Умирание искусства
Шрифт:
При сравнении «1905 года» с «Лейтенантом Шмидтом» сразу же становится ясно, что преимущество первой из этих поэм прежде всего коренится в этом мощном, неудержимой волной поднимающемся напеве. Ничего равного ему во второй поэме нет, вероятно потому, что она не проникнута, как первая, непосредственным лиризмом, связанным со впечатлениями юности, которым предстояло лирически окрасить еще и соответствующие главы «Доктора Живаго». Во всей поэзии Пастернака, во всем его творчестве, вплоть до начала работы над этим романом, идет вообще борьба не только между словом и
словами, между дисциплиной замысла, темы, высказываемой мысли и беспорядочным, бурным рождением все новых образов, все новых и по-новому звучащих слов, но еще и между врожденным лирическим порывом и столь же врожденной зоркостью ко всему внешнему и чужому. В «1905 годе» и та, и другая борьба менее заметны, противоречия разрешаются, но не сполна, и лишь временно: в пределах этой поэмы. Окончательное разрешение их придет лишь гораздо позже, в работе над той лирической эпопеей, что завершится стихами, — не только образующими ее последнюю главу, но и другими, изданными отдельно. Тогда же отпадут мешавшие этому просветлению, этому примирению враждующих начал препятствия, проистекавшие уже не из самого дарования Пастернака, такого богатого, глубокого, но и такого противоречивого в своем внутреннем укладе, а из вкуса, внушенного ему временем и воспитавшей его литературной средой. Не то чтобы его поэзия, или хотя бы поэтика, даже и в былые годы, несмотря на то, что так нравилось тогдашним его поклонникам, полностью этому вкусу отвечала, но все же модернистский этот, в русском преломлении, вкус был долгое время и его вкусом, усыпляя его строгость к себе, не давал отсеять, в безбрежной россыпи слов, которой владел поэт, цветные стеклышки от подлинных алмазов. От этого вкуса, под конец, он самым решительным образом отрекся, — на деле, а не только на словах. Ценой этого отречения и было достигнуто то преодоление модернизма и, что еще важней, та победа над собой, плоды которых — последние стихи, а также проза и весь духовный мир «Доктора Живаго».
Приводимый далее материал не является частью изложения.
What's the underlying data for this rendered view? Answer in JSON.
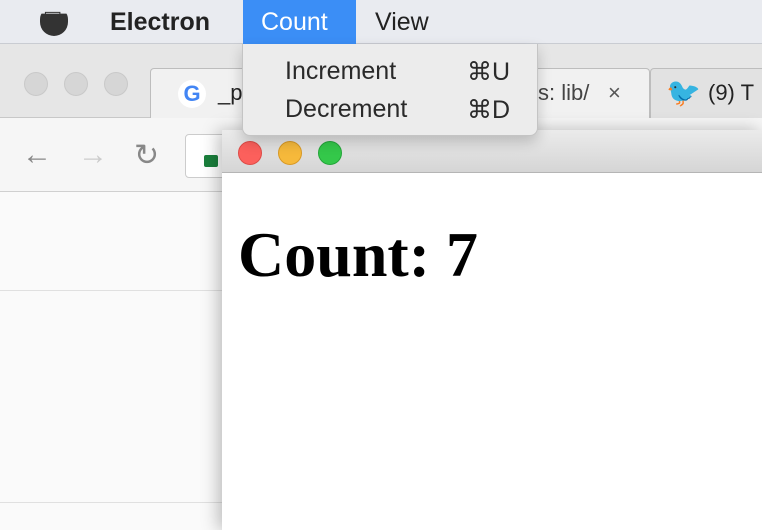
{
  "menubar": {
    "app": "Electron",
    "menus": [
      "Count",
      "View"
    ],
    "active_menu": "Count",
    "accent": "#3b8ef6"
  },
  "count_menu": {
    "items": [
      {
        "label": "Increment",
        "shortcut": "⌘U"
      },
      {
        "label": "Decrement",
        "shortcut": "⌘D"
      }
    ]
  },
  "browser": {
    "tabs": [
      {
        "title": "_p",
        "icon": "google-icon"
      },
      {
        "title": "s: lib/",
        "icon": "",
        "close": "×"
      },
      {
        "title": "(9) T",
        "icon": "twitter-icon"
      }
    ]
  },
  "electron_window": {
    "heading": "Count: 7"
  }
}
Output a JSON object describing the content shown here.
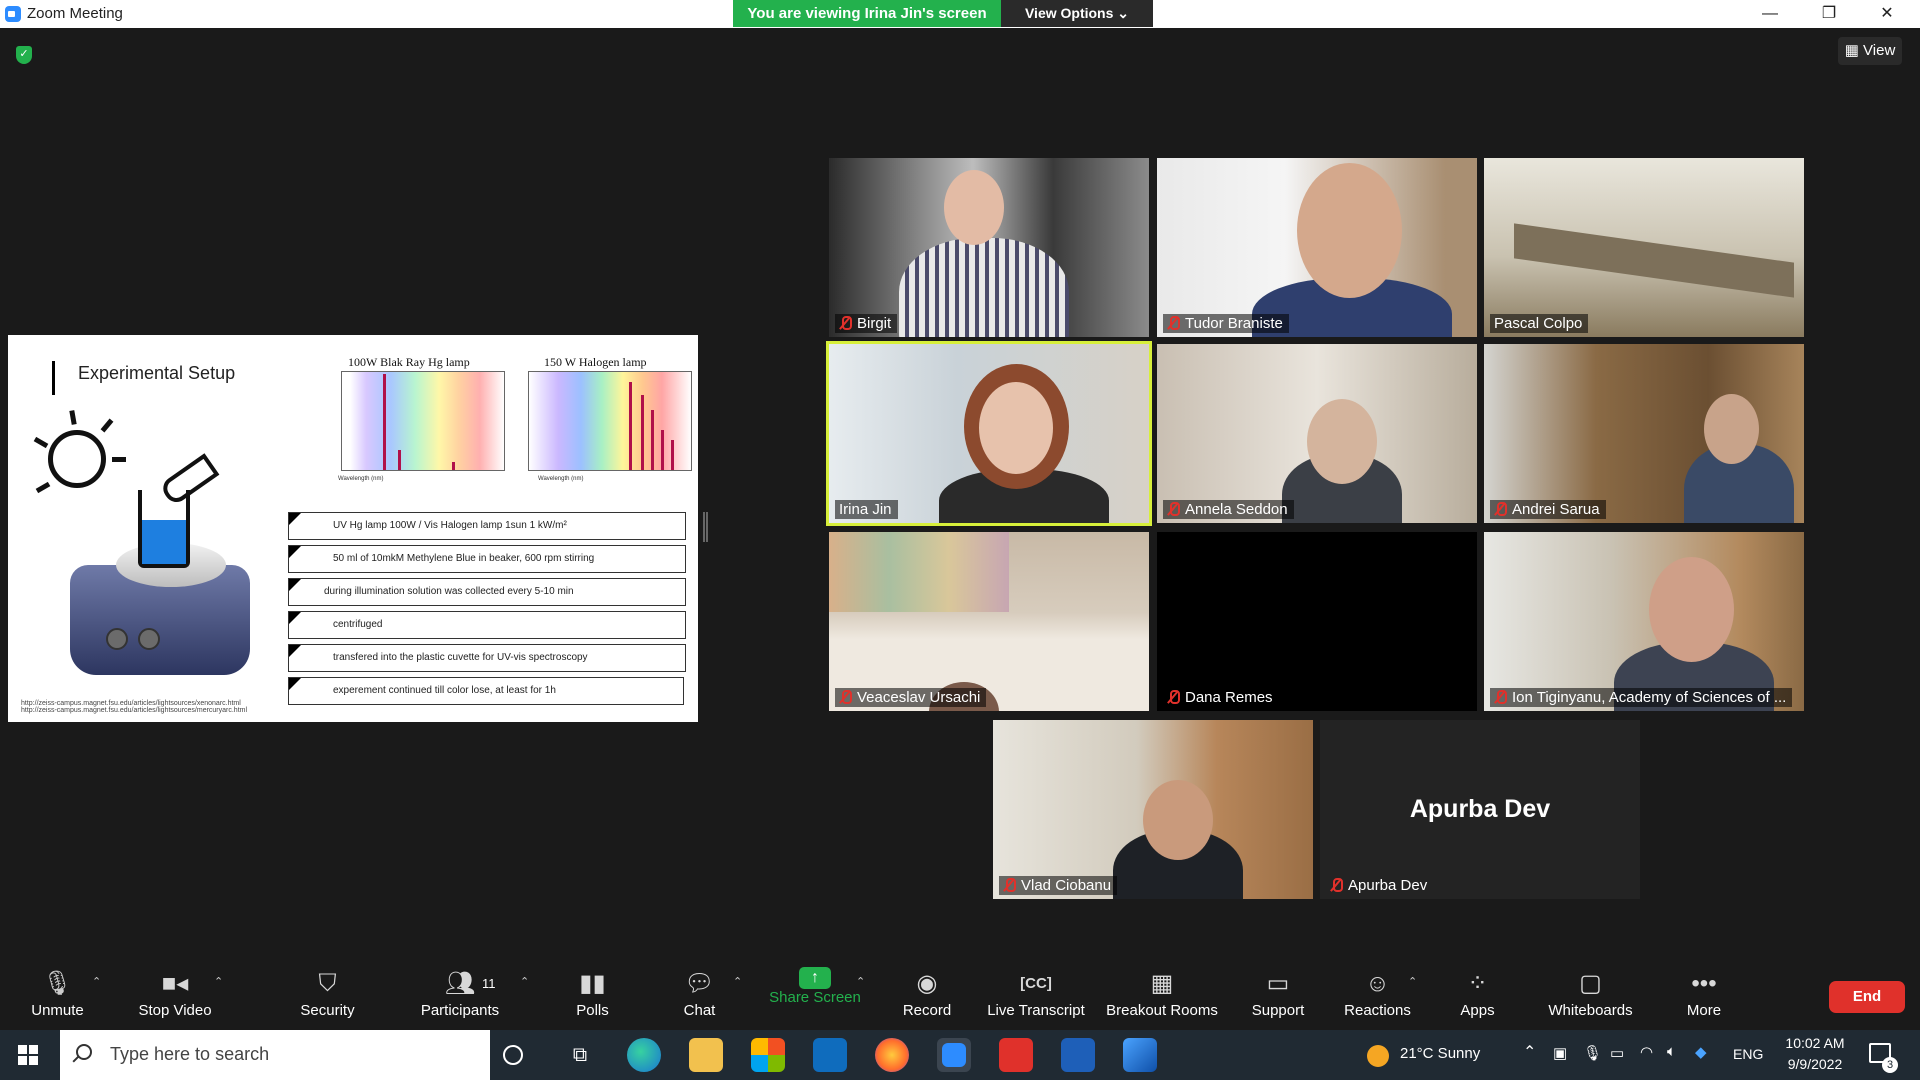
{
  "window": {
    "title": "Zoom Meeting"
  },
  "banner": {
    "viewing": "You are viewing Irina Jin's screen",
    "view_options": "View Options ⌄"
  },
  "window_controls": {
    "minimize": "—",
    "maximize": "❐",
    "close": "✕"
  },
  "view_button": {
    "label": "View"
  },
  "slide": {
    "title": "Experimental Setup",
    "spectrum_titles": [
      "100W Blak Ray Hg lamp",
      "150 W Halogen lamp"
    ],
    "axis_label": "Wavelength (nm)",
    "steps": [
      "UV Hg lamp 100W / Vis Halogen lamp 1sun 1 kW/m²",
      "50 ml of 10mkM Methylene Blue in beaker, 600 rpm stirring",
      "during illumination solution was collected every 5-10 min",
      "centrifuged",
      "transfered into the plastic cuvette for UV-vis spectroscopy",
      "experement continued till color lose, at least for 1h"
    ],
    "urls": [
      "http://zeiss-campus.magnet.fsu.edu/articles/lightsources/xenonarc.html",
      "http://zeiss-campus.magnet.fsu.edu/articles/lightsources/mercuryarc.html"
    ]
  },
  "participants": [
    {
      "name": "Birgit",
      "muted": true
    },
    {
      "name": "Tudor Braniste",
      "muted": true
    },
    {
      "name": "Pascal Colpo",
      "muted": false
    },
    {
      "name": "Irina Jin",
      "muted": false,
      "active_speaker": true
    },
    {
      "name": "Annela Seddon",
      "muted": true
    },
    {
      "name": "Andrei Sarua",
      "muted": true
    },
    {
      "name": "Veaceslav Ursachi",
      "muted": true
    },
    {
      "name": "Dana Remes",
      "muted": true
    },
    {
      "name": "Ion Tiginyanu, Academy of Sciences of ...",
      "muted": true
    },
    {
      "name": "Vlad Ciobanu",
      "muted": true
    },
    {
      "name": "Apurba Dev",
      "muted": true,
      "video_off": true,
      "display_name": "Apurba Dev"
    }
  ],
  "toolbar": {
    "unmute": "Unmute",
    "stop_video": "Stop Video",
    "security": "Security",
    "participants": "Participants",
    "participant_count": "11",
    "polls": "Polls",
    "chat": "Chat",
    "share_screen": "Share Screen",
    "record": "Record",
    "live_transcript": "Live Transcript",
    "breakout_rooms": "Breakout Rooms",
    "support": "Support",
    "reactions": "Reactions",
    "apps": "Apps",
    "whiteboards": "Whiteboards",
    "more": "More",
    "end": "End"
  },
  "taskbar": {
    "search_placeholder": "Type here to search",
    "weather": "21°C  Sunny",
    "language": "ENG",
    "time": "10:02 AM",
    "date": "9/9/2022",
    "notifications": "3"
  },
  "colors": {
    "accent_green": "#23b14d",
    "end_red": "#e0312b",
    "active_border": "#d7ef3a",
    "muted_red": "#e0312b"
  }
}
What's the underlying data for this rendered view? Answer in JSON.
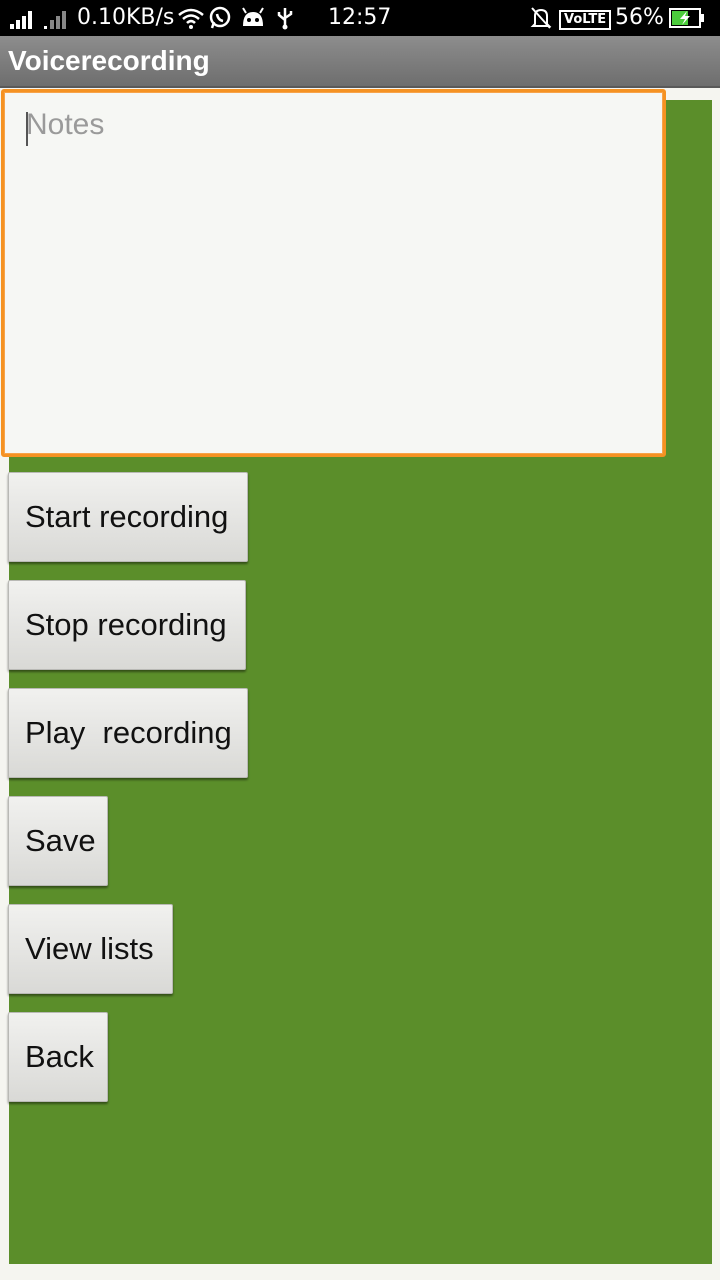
{
  "status_bar": {
    "net_speed": "0.10KB/s",
    "time": "12:57",
    "network_type": "VoLTE",
    "battery": "56%",
    "icons": [
      "signal-icon",
      "signal-icon-2",
      "wifi-icon",
      "whatsapp-icon",
      "android-icon",
      "usb-icon",
      "mute-icon",
      "battery-charging-icon"
    ]
  },
  "app": {
    "title": "Voicerecording"
  },
  "notes": {
    "placeholder": "Notes",
    "value": ""
  },
  "buttons": {
    "start": "Start recording",
    "stop": "Stop recording",
    "play": "Play  recording",
    "save": "Save",
    "view_lists": "View lists",
    "back": "Back"
  },
  "colors": {
    "background_green": "#5b8e2a",
    "focus_orange": "#f59222",
    "title_bar_gray": "#7d7d7d"
  }
}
Прочитав «Сестру мою жизнь», Цветаева, в своей на клочки разлетевшейся от восторга статье, писала, тем не менее, очень прозорливо: «Пастернак большой поэт. Он сейчас больше всех: большинство из сущих были , некоторые есть , он один будет . Ибо, по-настоящему, его еще нет: лепет, щебет, дребезг, — весь в завтра! — захлебывание младенца, — и этот младенец — Мир. Захлебывание. Задохновение. Пастернак не говорит, ему некогда договаривать, он весь разрывается, — точно грудь не вмещает: а—ах! Наших слов он еще не знает: что-то островитянски-ребячески-перворайски невразумительное — и опрокидывающее». Через несколько строк следует пояснение:
«Не Пастернак — младенец, это мир в нем младенец. Самого Пастернака я бы скорей отнесла к самым первым дням творения: первых рек, первых зорь, первых гроз. Он создан до Адама».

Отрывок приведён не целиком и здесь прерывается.